Quentin Hardy, 12.20.10, 12:00 AM ET

In case you hadn’t heard, Google is in a turf war with Facebook, and the turf is the Web itself. Google wants to keep the Web open and searchable so it can stick its ads everywhere. Facebook wants you on Facebook. The social network just launched its own communications service so you’ll never have to trouble yourself with Gmail or anyone else’s chat services. The tension between the two has resulted in open sparring the past few weeks over the exchange of personal data.

Google is ten times bigger than Facebook, except when it comes to display advertising. Google recently separated out for the first time its overall revenue for banner ads and the like: $2.5 billion a year (10% of its total revenue). Facebook is nipping at Google with $2 billion a year in display ad revenue. It leads all U.S. publishers with 23% of online display ad impressions, according to Comscore, and eats up a similar amount of the total time people spend online.

What does Google have to throw at this pesky rival? Microwave ovens. And tablet computers, GPS navigation devices and e-book readers. Into all of those electronic items Google is actively embedding its Android operating system. Android is already in 26% of smartphones (more than the iPhone OS) but is becoming a viable software choice for manufacturers to connect their gadgets to the open Web (read: not Facebook).

A coming version of Android called Gingerbread will have features geared to social networking through things like games and possibly access to people’s e-mail, phone or calendar (with permission).
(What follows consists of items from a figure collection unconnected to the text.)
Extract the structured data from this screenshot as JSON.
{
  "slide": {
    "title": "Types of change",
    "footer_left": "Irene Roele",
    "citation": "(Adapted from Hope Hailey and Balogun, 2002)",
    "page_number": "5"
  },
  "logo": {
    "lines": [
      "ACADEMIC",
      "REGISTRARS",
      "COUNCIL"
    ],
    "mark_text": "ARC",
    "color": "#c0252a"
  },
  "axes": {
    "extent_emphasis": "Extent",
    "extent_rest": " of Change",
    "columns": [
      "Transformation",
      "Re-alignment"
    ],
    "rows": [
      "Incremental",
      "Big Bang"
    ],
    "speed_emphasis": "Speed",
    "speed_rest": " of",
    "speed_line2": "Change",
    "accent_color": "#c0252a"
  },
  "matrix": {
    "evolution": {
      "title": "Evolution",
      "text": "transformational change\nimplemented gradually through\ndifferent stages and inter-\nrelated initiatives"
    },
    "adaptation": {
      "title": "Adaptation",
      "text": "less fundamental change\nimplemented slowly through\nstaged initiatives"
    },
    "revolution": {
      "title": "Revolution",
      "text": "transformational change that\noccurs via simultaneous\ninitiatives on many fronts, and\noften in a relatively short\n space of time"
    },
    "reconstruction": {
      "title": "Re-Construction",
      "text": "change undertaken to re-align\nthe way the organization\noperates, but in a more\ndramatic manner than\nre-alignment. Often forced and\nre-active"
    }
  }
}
It will also support something called “near field communications,” which enables devices to read pricing or media information off chips costing 2 cents each.

Google Chief Executive Eric Schmidt recently showed off an Android phone that could be used like a credit card, but similarly equipped devices could also pull up a movie trailer in proximity to a movie poster or act like a fast pass through a turnstile. “My guess is that there will be 500 new startups in the mobile payment space,” he said.
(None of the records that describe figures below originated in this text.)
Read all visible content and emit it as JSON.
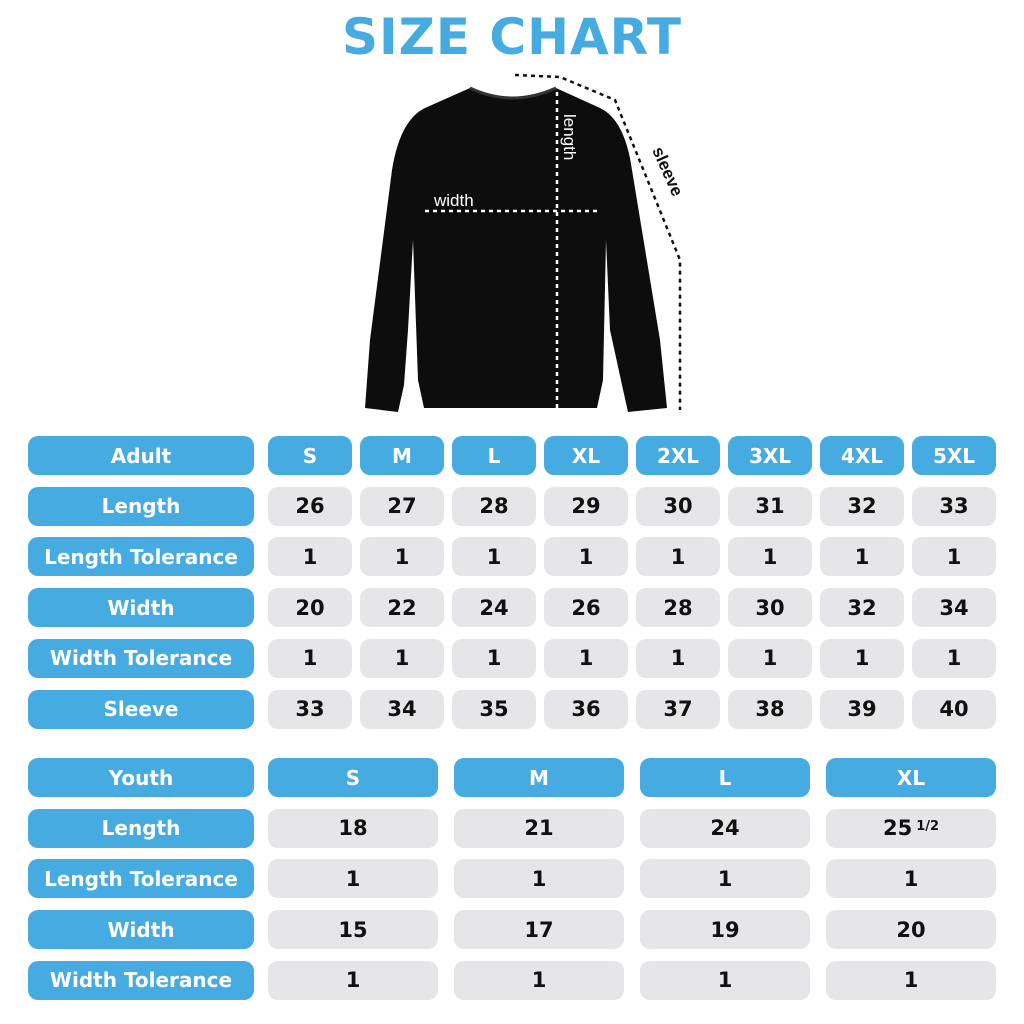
{
  "title": "SIZE CHART",
  "diagram_labels": {
    "width": "width",
    "length": "length",
    "sleeve": "sleeve"
  },
  "colors": {
    "accent": "#45abe0",
    "cell": "#e6e6e8",
    "garment": "#0d0d0d"
  },
  "adult": {
    "header": "Adult",
    "sizes": [
      "S",
      "M",
      "L",
      "XL",
      "2XL",
      "3XL",
      "4XL",
      "5XL"
    ],
    "rows": [
      {
        "label": "Length",
        "values": [
          "26",
          "27",
          "28",
          "29",
          "30",
          "31",
          "32",
          "33"
        ]
      },
      {
        "label": "Length Tolerance",
        "values": [
          "1",
          "1",
          "1",
          "1",
          "1",
          "1",
          "1",
          "1"
        ]
      },
      {
        "label": "Width",
        "values": [
          "20",
          "22",
          "24",
          "26",
          "28",
          "30",
          "32",
          "34"
        ]
      },
      {
        "label": "Width Tolerance",
        "values": [
          "1",
          "1",
          "1",
          "1",
          "1",
          "1",
          "1",
          "1"
        ]
      },
      {
        "label": "Sleeve",
        "values": [
          "33",
          "34",
          "35",
          "36",
          "37",
          "38",
          "39",
          "40"
        ]
      }
    ]
  },
  "youth": {
    "header": "Youth",
    "sizes": [
      "S",
      "M",
      "L",
      "XL"
    ],
    "rows": [
      {
        "label": "Length",
        "values": [
          "18",
          "21",
          "24",
          {
            "whole": "25",
            "fraction": "1/2"
          }
        ]
      },
      {
        "label": "Length Tolerance",
        "values": [
          "1",
          "1",
          "1",
          "1"
        ]
      },
      {
        "label": "Width",
        "values": [
          "15",
          "17",
          "19",
          "20"
        ]
      },
      {
        "label": "Width Tolerance",
        "values": [
          "1",
          "1",
          "1",
          "1"
        ]
      }
    ]
  }
}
Privately, senior executives at Facebook worry more about the growth of Android than they do Google’s overt social endeavors, like the failed Google Wave communications platform or the Twitter-like Google Buzz (which doesn’t have much). The Android marketplace has expanded from 50,000 applications last May to about 100,000 now. Still, that’s only a third of the apps written for the iTunes store and one-fifth of the apps on Facebook’s platform.

Schmidt knows the platform is the key. He was chief scientist at Sun Microsystems and head of Novell, both of which were crushed by Microsoft’s dominant network of Windows developers. At Google Schmidt has used the Web’s openness to create an even bigger and harder-to-attack network of online developers who build software for products like Google Maps and now Android.

“It’s fundamentally about the mathematics of a platform,” Schmidt recently told an industry gathering. “You have to establish volume first.”

Failure is less of a problem if you can convince a few million outsiders to help.